RFID is about security
Most of the government backed RFID is about security but what made a Swedish company largest in RFID today? It was secure access, with Assa Abloy enjoying something in the region of $300 million in sales from its ten carefully chosen RFID acquisitions in or near this sector.
RFID is about error prevention
Those thinking of RFID for replacing barcodes and at least civil supply chains are boxing themselves into a corner. The biggest RFID application in Healthcare is the 40 million tags delivered for error prevention on AstraZeneca anaesthetic Diprivan used in operating theaters. The many drug trials that have RFID-enabled, compliance-monitoring blisterpacks this year are concerned with error prevention. The TREAD Act in the US is expected to drive RFID into every car tyre for error prevention.
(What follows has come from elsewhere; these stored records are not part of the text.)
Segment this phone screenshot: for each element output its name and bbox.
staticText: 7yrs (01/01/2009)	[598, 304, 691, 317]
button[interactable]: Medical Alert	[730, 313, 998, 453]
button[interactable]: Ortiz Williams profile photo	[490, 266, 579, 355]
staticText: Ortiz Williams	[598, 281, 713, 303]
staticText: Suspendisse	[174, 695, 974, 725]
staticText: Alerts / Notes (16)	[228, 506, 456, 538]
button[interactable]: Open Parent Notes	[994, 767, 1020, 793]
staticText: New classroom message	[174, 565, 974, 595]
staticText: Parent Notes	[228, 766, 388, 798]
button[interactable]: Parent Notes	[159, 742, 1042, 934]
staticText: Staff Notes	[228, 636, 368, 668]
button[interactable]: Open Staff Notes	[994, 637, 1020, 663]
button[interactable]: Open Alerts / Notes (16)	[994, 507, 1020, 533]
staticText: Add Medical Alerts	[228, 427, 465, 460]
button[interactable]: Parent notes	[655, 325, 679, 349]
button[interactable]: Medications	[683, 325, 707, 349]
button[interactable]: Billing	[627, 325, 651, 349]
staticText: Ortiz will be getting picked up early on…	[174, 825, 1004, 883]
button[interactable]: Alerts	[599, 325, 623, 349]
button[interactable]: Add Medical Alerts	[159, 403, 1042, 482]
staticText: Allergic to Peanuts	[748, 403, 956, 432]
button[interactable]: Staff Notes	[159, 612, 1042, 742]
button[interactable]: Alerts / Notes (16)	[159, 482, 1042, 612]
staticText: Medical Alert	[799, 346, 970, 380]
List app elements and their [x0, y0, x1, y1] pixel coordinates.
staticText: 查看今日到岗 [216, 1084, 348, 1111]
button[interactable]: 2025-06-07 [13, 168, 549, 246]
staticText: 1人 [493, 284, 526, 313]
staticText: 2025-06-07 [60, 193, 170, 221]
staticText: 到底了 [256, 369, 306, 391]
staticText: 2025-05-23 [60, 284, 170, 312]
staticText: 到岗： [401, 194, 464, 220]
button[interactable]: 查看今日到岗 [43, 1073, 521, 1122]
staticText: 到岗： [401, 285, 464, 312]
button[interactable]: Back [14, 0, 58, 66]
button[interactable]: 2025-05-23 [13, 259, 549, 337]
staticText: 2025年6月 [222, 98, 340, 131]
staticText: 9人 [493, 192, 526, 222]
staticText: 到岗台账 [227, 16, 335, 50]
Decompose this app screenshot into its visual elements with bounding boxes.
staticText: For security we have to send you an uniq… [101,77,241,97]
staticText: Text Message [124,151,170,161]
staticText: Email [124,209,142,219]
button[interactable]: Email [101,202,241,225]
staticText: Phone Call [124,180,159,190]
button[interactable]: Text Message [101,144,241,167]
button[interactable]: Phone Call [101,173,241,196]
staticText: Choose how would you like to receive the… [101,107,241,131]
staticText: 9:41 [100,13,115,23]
The largest milk cooperative in the world, Fonterra of New Zealand, has ordered over 500,000 tags for milk samples and preventing mistakes with pipe connections and, in a way, the tagging of over ten million test tubes used for blood samples and drug development (potential several billion yearly) is associated with automated recordkeeping because humans make errors. Indeed, the tagging of mothers and new born babies in German, US and other hospitals is concerned with preventing mother baby mismatches which have reached 20,000 yearly in the US alone. That is just the reported ones. Beyond error prevention, there is anti-counterfeiting of drugs, designer goods and cigarettes and more that is being progressed ahead of conventional track and trace. It has potential of 150 billion yearly just for those three types of product. Is that really a niche market?